By Professor Kurt Olson
Special to THELAW.TV
There was a time when people’s desire to be heard could only be sated by publishing a story or book, or finding some sort of public stage and audience. Today, social media gives everyone an audience, and many of us rush to share our thoughts and lives with a potentially huge group of “followers.” We make our private lives public, on Facebook, Twitter, and other social media outlets.
Unfortunately, most remain blissfully ignorant of the potentially devastating consequences of carelessly crafted posts. Consequences of these posts can include criminal prosecution and catastrophes in civil suits. One of my own recent cases very clearly illustrates this point.
My client (let’s refer to her as Jane) seemed to have a strong claim against an employer for constructive wrongful termination; Jane resigned her position in response to abusive practices in the workplace. There are a variety of laws that protect workers from having to endure such environments, and these laws include worker’s compensation statutes.
The abusive practices in this case became so severe that Jane’s mental health was at risk, and perhaps her mental health (or lack thereof) helps explain her later behavior. The claims in this case include:
- The employer severely criticizing Jane for failing to appropriately discipline employees under her control.
- The employer repeatedly calling Jane at home when she was taking legitimate sick days to tell her to stop being a slacker.
- The employer writing scathing performance reviews which sharply conflicted with others’ reviews of Jane’s performance.
These incidents forced Jane to bring a civil action against the company claiming that it had caused severe physical and mental problems: generalized anxiety disorder, post-traumatic stress, and depression.
Jane filed her claim with the Worker’s Compensation Board. After each side filed various documents with the board, a hearing was scheduled. Herself a convincing witness, Jane also had two other witnesses who either had suffered some of the same abusive practices or could testify about Jane’s positive performance and the employer’s questionable practices. Following our presentation, I was confident that our case was strong enough to merit compensation for Jane.
Jane’s case started to head south almost immediately when she was called as the first witness.
The opposing lawyer’s goals were to discredit her testimony, to show that the company had not caused her injuries, and that her injuries were not as severe as she had claimed. He succeeded in tilting the hearing officer’s scales in the company’s favor because Jane had forgotten to tell me about some rather damning evidence.

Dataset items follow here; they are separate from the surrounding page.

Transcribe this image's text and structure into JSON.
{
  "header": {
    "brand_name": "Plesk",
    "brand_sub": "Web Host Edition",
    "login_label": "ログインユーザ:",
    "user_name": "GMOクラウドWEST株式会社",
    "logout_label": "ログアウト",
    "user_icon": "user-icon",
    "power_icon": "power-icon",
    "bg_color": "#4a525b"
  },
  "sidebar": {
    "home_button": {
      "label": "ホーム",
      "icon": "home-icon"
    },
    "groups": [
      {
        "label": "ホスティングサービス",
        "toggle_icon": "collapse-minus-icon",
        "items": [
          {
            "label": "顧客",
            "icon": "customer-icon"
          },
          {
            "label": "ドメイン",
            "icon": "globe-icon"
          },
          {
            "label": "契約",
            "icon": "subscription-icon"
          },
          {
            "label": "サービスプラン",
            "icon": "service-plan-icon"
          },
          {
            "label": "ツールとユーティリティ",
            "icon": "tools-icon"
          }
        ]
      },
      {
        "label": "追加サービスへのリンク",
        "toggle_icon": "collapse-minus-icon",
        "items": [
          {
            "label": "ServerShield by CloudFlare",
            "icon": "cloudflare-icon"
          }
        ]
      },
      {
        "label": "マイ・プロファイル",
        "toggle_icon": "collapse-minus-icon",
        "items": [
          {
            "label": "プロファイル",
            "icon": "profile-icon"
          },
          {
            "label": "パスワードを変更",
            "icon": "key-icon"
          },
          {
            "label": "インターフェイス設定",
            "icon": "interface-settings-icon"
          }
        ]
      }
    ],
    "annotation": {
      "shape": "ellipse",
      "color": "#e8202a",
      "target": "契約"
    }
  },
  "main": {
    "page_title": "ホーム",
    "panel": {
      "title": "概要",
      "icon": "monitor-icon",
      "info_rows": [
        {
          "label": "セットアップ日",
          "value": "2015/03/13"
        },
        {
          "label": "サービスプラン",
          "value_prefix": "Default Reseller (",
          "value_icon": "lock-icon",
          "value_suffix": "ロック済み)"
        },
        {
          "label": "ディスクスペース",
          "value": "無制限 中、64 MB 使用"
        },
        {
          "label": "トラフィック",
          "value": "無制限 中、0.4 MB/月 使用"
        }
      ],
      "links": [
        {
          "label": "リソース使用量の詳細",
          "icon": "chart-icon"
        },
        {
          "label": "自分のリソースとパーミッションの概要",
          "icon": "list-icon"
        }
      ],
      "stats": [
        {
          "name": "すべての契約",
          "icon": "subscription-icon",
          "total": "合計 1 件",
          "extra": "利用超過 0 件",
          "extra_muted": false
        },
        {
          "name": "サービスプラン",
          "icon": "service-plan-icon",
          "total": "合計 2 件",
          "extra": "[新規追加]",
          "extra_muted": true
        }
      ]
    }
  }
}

After some preliminary questions, the company’s lawyer pulled out a Facebook posting in which Jane had regaled her “friends” with her weekend frolic at a Caribbean resort with one of our two witnesses. The tale recounted how the two had attended a wine tasting, cavorted on the beach with some bronzed Adonises, and generally had a swell time – all while Jane was supposedly suffering from the afflictions she mentioned in her suit. I felt like I’d been kicked in the gut; even though I had a chance to ask Jane whether her therapist had recommended such a trip to help her deal with her anxiety (he did), the damage was done.
But the harm done by careless public communications to Jane’s case was far from over. She had alleged that she could never return to work at company headquarters, but she would accept reassignment elsewhere. Upon further questioning by the company’s lawyer, Jane repeated what she had said in her complaint. Then, the company’s lawyer pulled out another document: an email from Jane to a manager in which she suggested that she would accept an assignment at some other location or at headquarters under a different supervisor. After doubling over from the kick to the gut, I now felt the sting of a vicious uppercut to my chin, sending me reeling into the corner of the hearing room.
When it was over, the hearing officer informed us that she would send out her opinion within 30 days. Over dinner, I gave Jane the bad news: I had seen the hearing officer frown only twice during the process: when she heard about the Facebook posting and when she heard about the e-mail. I told Jane the likelihood of a ruling in our favor was not good, but I didn’t have the heart to tell her that she should have told me she was a social media chatterbox and liked to share her thoughts in unencrypted emails.
In today’s social media dominated environment, all the world can really be your stage. Just remember that your performance on that stage, whether posting, texting, or emailing, can live forever. And in the world of court cases, that’s not always a good thing.